In the face of what is expected to be growing threats, these officials are trying to stay optimistic and determined about their duties. It hasn't been easy.
Hobbs is running for governor of Arizona next year, and taunting her over her administration of last year's election has become a central part of the campaign against her. "I think she should be locked up," said Republican candidate Kari Lake, who's endorsed by both Trump and chief election fabulist Mike Lindell, at an event in Arizona earlier this month.
And the threats kept pouring in.
Sargent noded that "as horrifying as the threats themselves are, the consequences of these threats are also alarming when it comes to the future of U.S. democracy. In particular, the head of the group that oversees the Democratic secretaries of state fears that elections workers may be cowed into refraining from returning to work in future elections. This is how the anti-democratic right wins: Every time a public spirited elections worker decides that helping to administer democracy in good faith is too personally dangerous to carry out, the threats are achieving precisely their desired end."
Sargent also brought up that "It’s often noted that many Republicans loyal to Trump’s 2020 lies are running for positions of influence over the machinery of democracy.
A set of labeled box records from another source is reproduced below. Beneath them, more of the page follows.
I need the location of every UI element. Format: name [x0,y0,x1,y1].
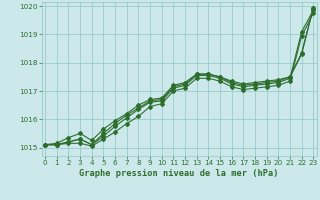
X-axis label: Graphe pression niveau de la mer (hPa): Graphe pression niveau de la mer (hPa) [79,169,279,178]
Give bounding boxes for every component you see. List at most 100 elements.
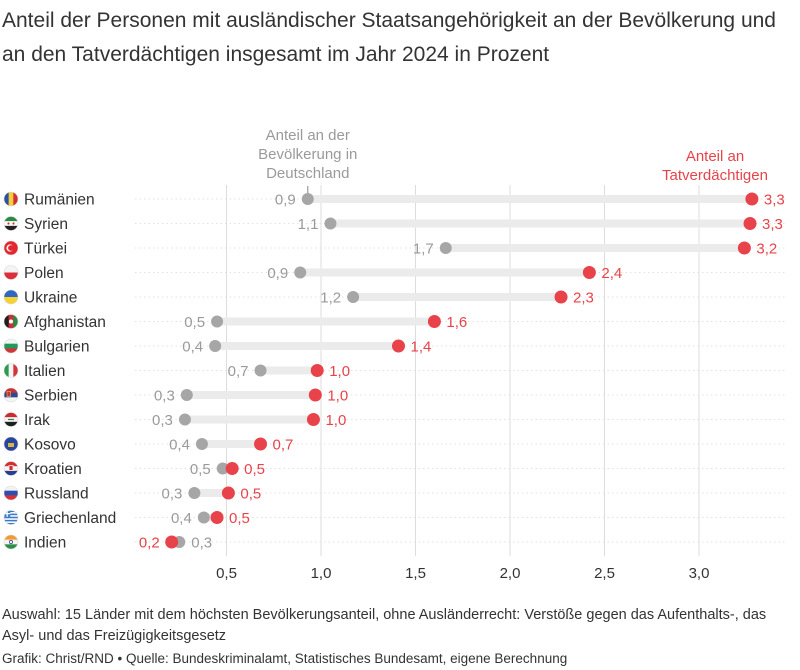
flag-stripe: [4, 272, 18, 280]
flag-emblem: [6, 391, 11, 397]
flag-stripe: [8, 363, 14, 378]
population-value-label: 1,7: [413, 241, 434, 258]
turkey-flag-icon: [3, 240, 19, 256]
row-indien: Indien 0,3 0,2: [3, 535, 212, 552]
suspects-value-label: 1,0: [327, 388, 348, 405]
population-value-label: 1,1: [298, 216, 319, 233]
x-tick-label: 1,5: [405, 565, 426, 582]
flag-stripe: [4, 290, 18, 298]
flag-outline: [3, 387, 19, 403]
suspects-point: [391, 339, 405, 353]
suspects-value-label: 3,3: [764, 192, 785, 209]
flag-stripe: [4, 544, 18, 549]
flag-stripe: [4, 518, 18, 520]
population-value-label: 0,4: [171, 510, 192, 527]
flag-stripe: [4, 515, 18, 517]
greece-flag-icon: [3, 510, 19, 525]
flag-emblem: [9, 319, 13, 324]
population-value-label: 0,3: [154, 388, 175, 405]
flag-crescent-cut: [8, 245, 14, 251]
poland-flag-icon: [3, 265, 19, 280]
x-tick-label: 2,0: [500, 565, 521, 582]
flag-outline: [3, 314, 19, 329]
flag-stripe: [4, 265, 18, 273]
flag-cross: [6, 510, 8, 517]
flag-outline: [3, 191, 19, 207]
population-point: [195, 438, 208, 450]
suspects-value-label: 3,2: [756, 241, 777, 258]
flag-stripe: [4, 339, 18, 344]
suspects-value-label: 1,6: [446, 314, 467, 331]
population-value-label: 0,9: [267, 265, 288, 282]
suspects-value-label: 0,5: [229, 510, 250, 527]
data-rows: Rumänien 0,9 3,3 Syrien 1,1 3,3 Türkei 1,7 3,2 Po…: [3, 191, 785, 552]
population-value-label: 1,2: [320, 290, 341, 307]
row-türkei: Türkei 1,7 3,2: [3, 240, 777, 258]
ukraine-flag-icon: [3, 289, 19, 305]
population-value-label: 0,5: [190, 461, 211, 478]
flag-stripe: [4, 192, 9, 206]
population-point: [188, 487, 201, 499]
suspects-annotation: Tatverdächtigen: [662, 167, 768, 184]
x-tick-label: 3,0: [689, 565, 710, 582]
flag-body: [4, 339, 18, 353]
flag-stripe: [13, 314, 18, 329]
suspects-point: [254, 437, 268, 451]
row-irak: Irak 0,3 1,0: [3, 412, 346, 429]
flag-star: [12, 222, 15, 225]
flag-stripe: [4, 486, 18, 491]
suspects-point: [427, 315, 441, 328]
suspects-point: [308, 388, 322, 402]
population-point: [254, 364, 267, 377]
flag-outline: [3, 363, 19, 378]
flag-body: [4, 216, 18, 231]
flag-stripe: [4, 348, 18, 353]
suspects-point: [306, 413, 320, 426]
flag-outline: [3, 510, 19, 525]
suspects-point: [743, 217, 757, 230]
dumbbell-chart: Anteil an der Bevölkerung in Deutschland An…: [3, 127, 785, 582]
country-label: Irak: [24, 412, 50, 429]
country-label: Italien: [24, 363, 65, 380]
flag-emblem: [8, 418, 14, 421]
flag-stripe: [4, 461, 18, 467]
iraq-flag-icon: [3, 412, 19, 427]
suspects-value-label: 3,3: [762, 216, 783, 233]
suspects-point: [310, 364, 324, 377]
flag-body: [4, 241, 18, 255]
suspects-point: [582, 266, 596, 279]
population-value-label: 0,4: [169, 437, 190, 454]
row-ukraine: Ukraine 1,2 2,3: [3, 289, 594, 307]
romania-flag-icon: [3, 191, 19, 207]
suspects-value-label: 0,7: [273, 437, 294, 454]
flag-stripe: [4, 470, 18, 476]
country-label: Kosovo: [24, 437, 76, 454]
flag-body: [4, 412, 18, 427]
population-annotation: Deutschland: [266, 165, 349, 182]
flag-outline: [3, 412, 19, 427]
population-point: [178, 413, 191, 426]
flag-emblem: [9, 540, 13, 544]
row-afghanistan: Afghanistan 0,5 1,6: [3, 314, 467, 331]
flag-stripe: [4, 388, 18, 393]
country-label: Syrien: [24, 216, 68, 233]
flag-emblem: [8, 443, 14, 447]
suspects-value-label: 1,0: [329, 363, 350, 380]
connector-bars: [171, 195, 752, 546]
population-point: [211, 315, 224, 328]
flag-outline: [3, 289, 19, 305]
suspects-value-label: 1,4: [410, 339, 431, 356]
flag-stripe: [4, 314, 9, 329]
chart-title: Anteil der Personen mit ausländischer St…: [2, 9, 776, 66]
italy-flag-icon: [3, 363, 19, 378]
x-tick-label: 2,5: [594, 565, 615, 582]
flag-stripe: [8, 192, 14, 206]
suspects-annotation: Anteil an: [686, 148, 744, 165]
afghanistan-flag-icon: [3, 314, 19, 329]
russia-flag-icon: [3, 485, 19, 501]
suspects-point: [225, 462, 239, 475]
footnote: Auswahl: 15 Länder mit dem höchsten Bevö…: [2, 607, 767, 644]
population-point: [301, 193, 314, 205]
flag-stripe: [4, 490, 18, 496]
flag-stripe: [4, 343, 18, 349]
This is generally described as some sort of half-baked plot to put in place the building blocks of a future election theft effort by Trump. But the more worrisome thing here is that some of these candidates appear to be unshackling themselves from any sense of obligation to implement elections in good faith or even to abide by their legitimate outcomes. Never mind Trump’s future intentions; this trend is worrying as a separate matter, independent of Trump... Any time a single individual fears for her personal safety in carrying out the work of democracy, it’s a victory for the anti-democratic right."
They will stop at nothing. Rep. Marjorie Traitor Greene (R-GA) just unleashed a disgusting diatribe filled with lurid lies about how the left, antifa, Black Lives Matter Protesters and assorted “Marxist-communist” operatives were far worse than the Jan. 6 rioters, who, she said, were merely carrying out the spirit of the Declaration of Independence’s directive to “overthrow tyrants.”
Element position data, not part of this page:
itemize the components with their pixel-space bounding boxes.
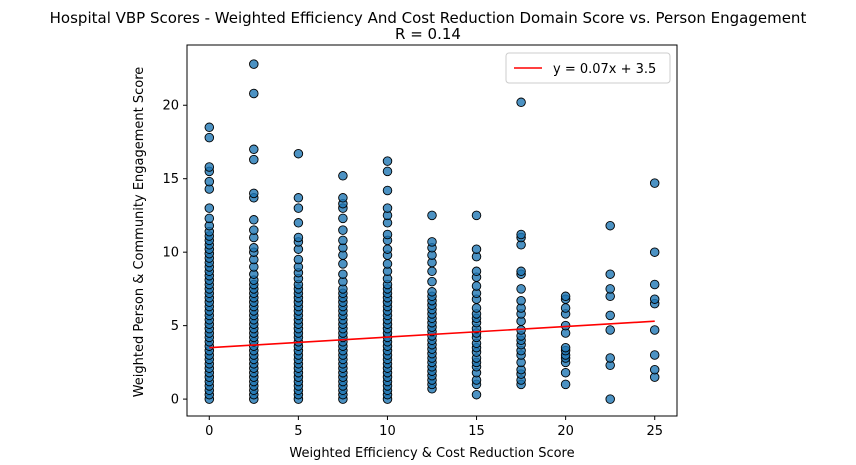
data-point <box>649 279 660 290</box>
data-point <box>649 178 660 188</box>
data-point <box>427 237 437 247</box>
data-point <box>516 295 526 306</box>
legend: y = 0.07x + 3.5 <box>505 52 671 84</box>
data-point <box>382 259 393 269</box>
data-point <box>605 353 615 363</box>
data-point <box>249 215 259 225</box>
data-point <box>338 193 348 203</box>
data-point <box>427 210 437 221</box>
x-tick-label: 5 <box>294 424 302 439</box>
data-point <box>293 218 304 228</box>
data-point <box>249 188 259 199</box>
y-tick-label: 5 <box>171 319 179 334</box>
data-point <box>560 303 571 313</box>
data-point <box>471 244 482 254</box>
data-point <box>382 203 393 213</box>
regression-line <box>209 320 655 349</box>
data-point <box>204 122 215 133</box>
data-point <box>249 225 259 235</box>
data-point <box>427 287 437 297</box>
data-point <box>605 310 615 321</box>
data-point <box>338 269 348 279</box>
data-point <box>427 266 437 277</box>
y-tick-label: 0 <box>171 393 179 408</box>
data-point <box>249 59 259 69</box>
x-tick-label: 10 <box>379 424 396 439</box>
data-point <box>382 156 393 166</box>
data-point <box>338 171 348 181</box>
data-point <box>204 132 215 143</box>
data-point <box>471 303 482 313</box>
data-point <box>249 243 259 253</box>
fit-line-layer <box>209 320 655 349</box>
x-tick-label: 20 <box>557 424 574 439</box>
data-point <box>605 284 615 294</box>
plot-frame <box>186 44 678 417</box>
data-point <box>649 294 660 304</box>
data-point <box>204 176 215 187</box>
x-tick-label: 25 <box>646 424 663 439</box>
y-axis-label: Weighted Person & Community Engagement S… <box>132 67 147 398</box>
data-point <box>293 148 304 159</box>
legend-frame <box>505 52 671 84</box>
data-point <box>338 235 348 246</box>
data-point <box>605 394 615 404</box>
data-point <box>382 229 393 240</box>
data-point <box>516 266 526 277</box>
data-point <box>293 203 304 213</box>
data-point <box>471 210 482 221</box>
y-tick-label: 10 <box>162 246 179 261</box>
data-point <box>649 350 660 360</box>
ticks-layer: 0 5 10 15 20 25 0 5 10 15 20 <box>162 99 663 439</box>
data-point <box>427 276 437 287</box>
x-axis-label: Weighted Efficiency & Cost Reduction Sco… <box>289 446 574 461</box>
data-point <box>649 325 660 335</box>
data-point <box>516 229 526 240</box>
legend-label-fit-line: y = 0.07x + 3.5 <box>553 62 656 77</box>
data-point <box>560 379 571 390</box>
data-point <box>249 88 259 99</box>
data-point <box>560 291 571 302</box>
data-point <box>338 259 348 269</box>
data-point <box>293 232 304 243</box>
chart-title: Hospital VBP Scores - Weighted Efficienc… <box>50 9 807 27</box>
data-point <box>560 367 571 378</box>
data-point <box>338 225 348 235</box>
data-point <box>605 269 615 279</box>
data-point <box>516 97 526 108</box>
data-point <box>293 193 304 203</box>
y-tick-label: 15 <box>162 172 179 187</box>
data-point <box>649 247 660 257</box>
y-tick-label: 20 <box>162 99 179 114</box>
points-layer <box>204 59 660 404</box>
data-point <box>204 213 215 224</box>
data-point <box>204 203 215 213</box>
x-tick-label: 15 <box>468 424 485 439</box>
data-point <box>382 166 393 177</box>
data-point <box>516 284 526 294</box>
data-point <box>471 266 482 277</box>
data-point <box>249 154 259 165</box>
data-point <box>382 185 393 196</box>
data-point <box>204 162 215 172</box>
data-point <box>560 342 571 353</box>
data-point <box>649 364 660 375</box>
data-point <box>471 281 482 291</box>
data-point <box>605 220 615 231</box>
data-point <box>605 325 615 335</box>
data-point <box>471 389 482 400</box>
data-point <box>293 254 304 265</box>
data-point <box>249 144 259 155</box>
data-point <box>338 213 348 224</box>
data-point <box>382 244 393 254</box>
chart-subtitle: R = 0.14 <box>395 25 461 43</box>
x-tick-label: 0 <box>205 424 213 439</box>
And Trump has now gone all the way into declaring the Jan. 6 rioters the heroes and the implementers of the 2020 election as the insurrectionists.
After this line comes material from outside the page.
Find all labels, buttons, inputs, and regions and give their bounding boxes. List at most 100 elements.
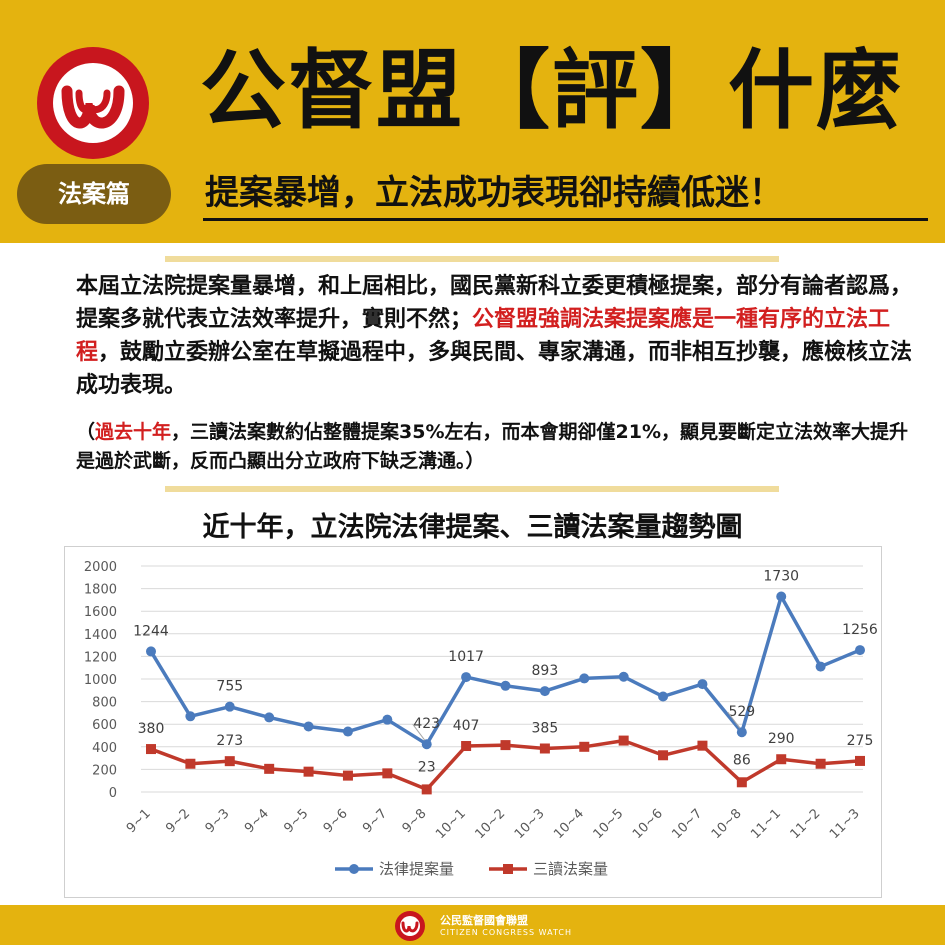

The 2020 election isn’t often thought of this way, but it was a civic triumph. Countless elections officials and workers implemented the election under extraordinarily difficult conditions-- a pandemic, upended procedures to deal with it, a president relentlessly casting the whole process as irredeemably corrupt and egging on angry mobs to terrorize them-- yet it came off relatively smoothly, with the horrible exception of the violence on Jan. 6.
This is exactly what the anti-democratic right hates about what happened. And they’ll do all they can to ensure that people who heroically implemented a legitimate election last time will refrain from doing so next time.
I think it will simply continue to escalate, unless there are real consequences.
The real consequences will have to come from Democrats, they are failing spectacularly.